La semaine passée, Marie-Hélène Lévêque et Bernard Audoy, propriétaires respectifs des châteaux Chantegrive dans les Graves et Cos Labory en Saint-Estèphe, avaient convié quelques professionnels du monde du vin pour une dégustation de leurs cuvées sur plusieurs millésimes. Un fait suffisamment rare pour être souligné car il n’est pas habituel qu’un domaine du sud de Bordeaux décide de proposer une dégustation commune avec un lointain confrère du nord du Médoc. Habituellement, les différentes appellations se regardent à distance, se jaugent, chacun défendant sa typicité. Un environnement dans lequel on ne se mélange guère. Cette initiative commune n’est cependant pas une première, loin de là. « Depuis près de 20 ans, nous voyageons ensemble pour des événements professionnels, participons de manière commune à de nombreux événements » se plaît à expliquer Marie-Hélène. Une façon originale de confronter des vins à la typicité bien différente mais tous produits dans le cadre de domaines familiaux avec le souci permanent d’amélioration de la qualité.

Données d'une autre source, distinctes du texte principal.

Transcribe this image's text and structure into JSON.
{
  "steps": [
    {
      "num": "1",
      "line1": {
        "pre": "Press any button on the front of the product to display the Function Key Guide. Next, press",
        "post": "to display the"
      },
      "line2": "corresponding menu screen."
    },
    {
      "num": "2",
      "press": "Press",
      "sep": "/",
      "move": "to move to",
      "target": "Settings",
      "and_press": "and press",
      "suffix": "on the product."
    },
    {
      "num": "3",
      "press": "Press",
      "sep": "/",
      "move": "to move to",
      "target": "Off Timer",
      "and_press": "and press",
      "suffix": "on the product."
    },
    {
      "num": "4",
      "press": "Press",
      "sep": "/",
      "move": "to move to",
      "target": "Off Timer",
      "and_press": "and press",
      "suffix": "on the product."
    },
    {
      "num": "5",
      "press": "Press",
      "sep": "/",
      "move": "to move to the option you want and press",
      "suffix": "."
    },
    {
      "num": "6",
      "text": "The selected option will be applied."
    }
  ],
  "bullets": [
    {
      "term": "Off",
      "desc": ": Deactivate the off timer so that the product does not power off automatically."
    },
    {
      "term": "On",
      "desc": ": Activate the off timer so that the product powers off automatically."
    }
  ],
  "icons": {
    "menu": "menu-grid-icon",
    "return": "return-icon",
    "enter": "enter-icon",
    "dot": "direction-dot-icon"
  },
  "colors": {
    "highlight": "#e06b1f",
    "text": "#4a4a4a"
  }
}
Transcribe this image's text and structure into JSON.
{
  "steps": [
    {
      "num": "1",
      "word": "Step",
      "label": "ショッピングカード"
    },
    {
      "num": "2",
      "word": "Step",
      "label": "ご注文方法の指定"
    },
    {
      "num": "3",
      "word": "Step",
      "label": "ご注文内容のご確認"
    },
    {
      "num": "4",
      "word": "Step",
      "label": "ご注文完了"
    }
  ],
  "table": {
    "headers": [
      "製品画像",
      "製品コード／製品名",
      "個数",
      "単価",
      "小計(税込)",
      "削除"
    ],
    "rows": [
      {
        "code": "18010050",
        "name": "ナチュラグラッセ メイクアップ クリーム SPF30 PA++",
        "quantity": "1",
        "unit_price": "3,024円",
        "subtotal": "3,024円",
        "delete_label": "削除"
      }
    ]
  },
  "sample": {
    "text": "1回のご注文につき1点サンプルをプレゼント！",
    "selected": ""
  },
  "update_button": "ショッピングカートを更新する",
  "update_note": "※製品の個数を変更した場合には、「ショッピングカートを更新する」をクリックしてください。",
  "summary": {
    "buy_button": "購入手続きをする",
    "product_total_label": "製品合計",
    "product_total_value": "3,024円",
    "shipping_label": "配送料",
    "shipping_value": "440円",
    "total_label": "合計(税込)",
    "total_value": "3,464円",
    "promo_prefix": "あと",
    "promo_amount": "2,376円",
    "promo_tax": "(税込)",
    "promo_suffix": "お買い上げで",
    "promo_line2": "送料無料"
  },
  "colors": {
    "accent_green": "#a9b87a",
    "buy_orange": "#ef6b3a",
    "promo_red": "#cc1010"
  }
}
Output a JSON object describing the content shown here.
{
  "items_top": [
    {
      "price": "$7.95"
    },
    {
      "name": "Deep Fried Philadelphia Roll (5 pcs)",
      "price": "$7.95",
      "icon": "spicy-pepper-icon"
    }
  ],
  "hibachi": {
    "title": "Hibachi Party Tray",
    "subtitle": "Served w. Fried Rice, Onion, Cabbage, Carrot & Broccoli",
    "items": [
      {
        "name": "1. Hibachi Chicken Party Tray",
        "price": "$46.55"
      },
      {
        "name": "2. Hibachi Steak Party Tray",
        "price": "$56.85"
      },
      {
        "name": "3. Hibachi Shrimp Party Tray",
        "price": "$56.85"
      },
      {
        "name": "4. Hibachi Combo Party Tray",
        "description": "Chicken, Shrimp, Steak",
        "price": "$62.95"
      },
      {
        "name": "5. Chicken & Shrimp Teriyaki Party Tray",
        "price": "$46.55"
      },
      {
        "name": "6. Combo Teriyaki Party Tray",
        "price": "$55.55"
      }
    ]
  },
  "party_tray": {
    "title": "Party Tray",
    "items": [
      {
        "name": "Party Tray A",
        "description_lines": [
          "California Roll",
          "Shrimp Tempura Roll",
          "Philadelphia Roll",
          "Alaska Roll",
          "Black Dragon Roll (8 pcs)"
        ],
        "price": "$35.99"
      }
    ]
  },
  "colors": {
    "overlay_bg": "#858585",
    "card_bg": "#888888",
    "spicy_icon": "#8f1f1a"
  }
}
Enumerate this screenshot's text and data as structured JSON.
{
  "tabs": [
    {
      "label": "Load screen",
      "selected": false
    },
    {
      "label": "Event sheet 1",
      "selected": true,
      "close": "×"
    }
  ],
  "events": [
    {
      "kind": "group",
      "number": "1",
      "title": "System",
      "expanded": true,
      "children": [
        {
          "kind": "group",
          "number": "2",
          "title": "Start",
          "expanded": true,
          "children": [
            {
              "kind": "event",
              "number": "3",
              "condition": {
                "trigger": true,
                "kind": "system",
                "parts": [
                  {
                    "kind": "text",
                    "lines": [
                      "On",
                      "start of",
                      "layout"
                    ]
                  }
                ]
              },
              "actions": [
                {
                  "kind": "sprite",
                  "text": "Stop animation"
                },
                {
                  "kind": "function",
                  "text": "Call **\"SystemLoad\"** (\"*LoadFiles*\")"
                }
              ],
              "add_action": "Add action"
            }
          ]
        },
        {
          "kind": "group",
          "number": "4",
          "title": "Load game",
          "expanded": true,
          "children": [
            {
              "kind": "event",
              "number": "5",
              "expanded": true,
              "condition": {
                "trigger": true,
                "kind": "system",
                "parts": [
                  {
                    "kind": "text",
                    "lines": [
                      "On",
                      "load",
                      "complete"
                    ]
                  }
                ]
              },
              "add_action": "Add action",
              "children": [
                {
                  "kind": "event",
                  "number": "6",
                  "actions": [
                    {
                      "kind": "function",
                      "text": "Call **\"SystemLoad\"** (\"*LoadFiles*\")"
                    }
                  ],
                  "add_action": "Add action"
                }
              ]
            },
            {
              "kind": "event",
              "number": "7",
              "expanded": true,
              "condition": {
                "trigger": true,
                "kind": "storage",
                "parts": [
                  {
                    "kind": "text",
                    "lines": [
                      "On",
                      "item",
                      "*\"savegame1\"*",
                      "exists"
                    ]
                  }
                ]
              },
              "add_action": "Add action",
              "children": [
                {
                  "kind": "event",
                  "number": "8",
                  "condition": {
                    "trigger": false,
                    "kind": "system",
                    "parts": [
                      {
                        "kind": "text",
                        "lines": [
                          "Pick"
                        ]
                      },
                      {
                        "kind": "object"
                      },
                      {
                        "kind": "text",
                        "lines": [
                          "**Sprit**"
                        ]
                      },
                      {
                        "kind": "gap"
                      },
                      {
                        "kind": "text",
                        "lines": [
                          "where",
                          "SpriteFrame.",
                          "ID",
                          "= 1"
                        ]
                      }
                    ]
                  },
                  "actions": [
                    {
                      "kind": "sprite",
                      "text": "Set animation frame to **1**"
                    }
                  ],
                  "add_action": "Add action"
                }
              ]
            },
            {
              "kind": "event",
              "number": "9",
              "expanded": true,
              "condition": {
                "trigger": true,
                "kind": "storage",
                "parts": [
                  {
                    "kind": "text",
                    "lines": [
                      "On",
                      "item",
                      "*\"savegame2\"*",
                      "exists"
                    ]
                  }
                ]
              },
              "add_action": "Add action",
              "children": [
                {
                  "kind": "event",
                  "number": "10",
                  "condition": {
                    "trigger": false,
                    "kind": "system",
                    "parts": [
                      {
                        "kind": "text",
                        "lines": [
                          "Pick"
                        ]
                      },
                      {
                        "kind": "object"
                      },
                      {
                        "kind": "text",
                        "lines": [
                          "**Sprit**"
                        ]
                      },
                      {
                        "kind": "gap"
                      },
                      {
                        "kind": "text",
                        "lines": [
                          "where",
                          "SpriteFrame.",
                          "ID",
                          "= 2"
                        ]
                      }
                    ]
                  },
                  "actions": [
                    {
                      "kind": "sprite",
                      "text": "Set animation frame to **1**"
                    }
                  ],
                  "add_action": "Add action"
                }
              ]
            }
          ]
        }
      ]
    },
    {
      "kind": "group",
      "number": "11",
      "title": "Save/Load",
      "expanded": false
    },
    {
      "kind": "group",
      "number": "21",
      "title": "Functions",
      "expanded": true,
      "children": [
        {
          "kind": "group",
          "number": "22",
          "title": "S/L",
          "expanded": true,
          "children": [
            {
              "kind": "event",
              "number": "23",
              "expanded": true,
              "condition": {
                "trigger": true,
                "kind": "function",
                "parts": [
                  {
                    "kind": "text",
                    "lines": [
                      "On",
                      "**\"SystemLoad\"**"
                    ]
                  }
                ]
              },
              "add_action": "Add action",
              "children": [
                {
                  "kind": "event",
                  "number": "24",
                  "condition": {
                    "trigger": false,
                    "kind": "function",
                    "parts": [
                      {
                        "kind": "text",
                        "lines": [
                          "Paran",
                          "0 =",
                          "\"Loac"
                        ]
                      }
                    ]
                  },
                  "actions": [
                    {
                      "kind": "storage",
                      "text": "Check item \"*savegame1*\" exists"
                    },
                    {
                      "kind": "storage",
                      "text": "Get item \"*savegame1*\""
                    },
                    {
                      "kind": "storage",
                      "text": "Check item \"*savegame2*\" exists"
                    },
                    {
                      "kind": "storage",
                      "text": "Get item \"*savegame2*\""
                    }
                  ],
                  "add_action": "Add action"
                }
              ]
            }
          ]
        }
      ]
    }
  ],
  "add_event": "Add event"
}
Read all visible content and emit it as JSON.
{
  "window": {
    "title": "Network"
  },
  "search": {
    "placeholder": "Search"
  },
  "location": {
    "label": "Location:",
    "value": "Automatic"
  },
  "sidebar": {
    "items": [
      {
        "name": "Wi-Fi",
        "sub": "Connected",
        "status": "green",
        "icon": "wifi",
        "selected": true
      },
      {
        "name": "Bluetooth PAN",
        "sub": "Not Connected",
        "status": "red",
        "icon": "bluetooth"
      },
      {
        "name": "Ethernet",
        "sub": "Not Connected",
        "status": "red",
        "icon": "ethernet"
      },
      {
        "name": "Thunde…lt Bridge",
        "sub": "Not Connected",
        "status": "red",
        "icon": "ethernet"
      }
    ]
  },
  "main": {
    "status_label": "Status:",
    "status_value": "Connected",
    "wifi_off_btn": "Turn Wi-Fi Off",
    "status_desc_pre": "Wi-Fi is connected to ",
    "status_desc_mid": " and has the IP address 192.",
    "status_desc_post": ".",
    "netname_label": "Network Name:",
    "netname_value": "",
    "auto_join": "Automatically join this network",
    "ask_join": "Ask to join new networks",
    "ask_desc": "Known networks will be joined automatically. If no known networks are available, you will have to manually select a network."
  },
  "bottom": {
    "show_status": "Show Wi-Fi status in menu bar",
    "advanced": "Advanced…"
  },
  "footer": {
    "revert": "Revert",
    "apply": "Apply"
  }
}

Si l’histoire moderne de Cos Labory, voisin de Cos d’Estournel, remonte à 1922 quand le grand-père de Bernard Audoy a racheté la propriété, elle est 40 ans plus jeune pour Chantegrive. Mais son histoire n’en est pas moins originale puisque les Lévêque ont alors vendu leur collection de timbres (qu’on imagine précieuse) pour financer, au moins en partie, l’achat de 2 hectares de vignes en 1966.

Des rouges, mais pas seulement

Chacune des deux propriétés produit évidemment des vins rouges, bien typés du coté de Cos Labory avec une réelle densité, un fruité relativement mûr et une belle capacité de vieillissement. A ce titre, le 2014 s’avère bien équilibré, le 2012 offre pour sa part une très belle chair dotée d’une acidité présente. En remontant un peu dans le temps, le 2005 est toujours de belle tenue, marquée par la chaleur du millésime et de belles notes épicées qui sont parties pour s’exprimer encore quelques années. Des vins rouges qui ont un style reconnu. De toute évidence, Chantegrive souhaitait mieux définir le style des siens. L’arrivée d’Hubert de Boüard, propriétaire du château Angélus à Saint-Emilion, comme œnologue-conseil en est l’une des conséquences. Depuis maintenant 10 ans, tout est mis en œuvre pour renforcer la qualité des vins. Ceux-ci ont ainsi gagné en précision au cours des dernières années et offrent désormais un très bon rapport qualité-prix. Une réalité qu’ils partagent avec les vins blancs du domaine qui ont fait sa réputation. Peu de changement les concernant ont été initiés par Hubert de Boüard. « Pourquoi changer quelque chose qui fonctionne bien ? » rappelle Marie-Hélène Lévêque. Pour une dizaine d’euros, le château de Chantegrive blanc est admirable de rectitude, avec un fruité typique de son origine double, moitié sauvignon, moitié sémillon. Le 2015 évoque les agrumes, les fleurs blanches et même le shiso, cette plante aromatique rappelant le cumin. La vivacité s’exprime généralement nettement sur les vins jeunes comme sur le 2014 qui impose sa tension avec beaucoup d’élégance. Des vins qui peuvent vieillir admirablement, surtout quand ils sont passés en fûts de chêne (cuvée Caroline). Le 2009, pourtant né sur une année chaude moins bénéfique à la garde des blancs, est doté d’une matière veloutée, enveloppante qui caresse la palais et charme avec son côté zeste de pamplemousse. Une pépite à moins de 15 euros ! Chantegrive et Cos Labory : deux propriétés unies pour une rencontre originale qui démontre que Bordeaux sait dépasser les préjugés pour offrir en permanence de nouvelles expériences.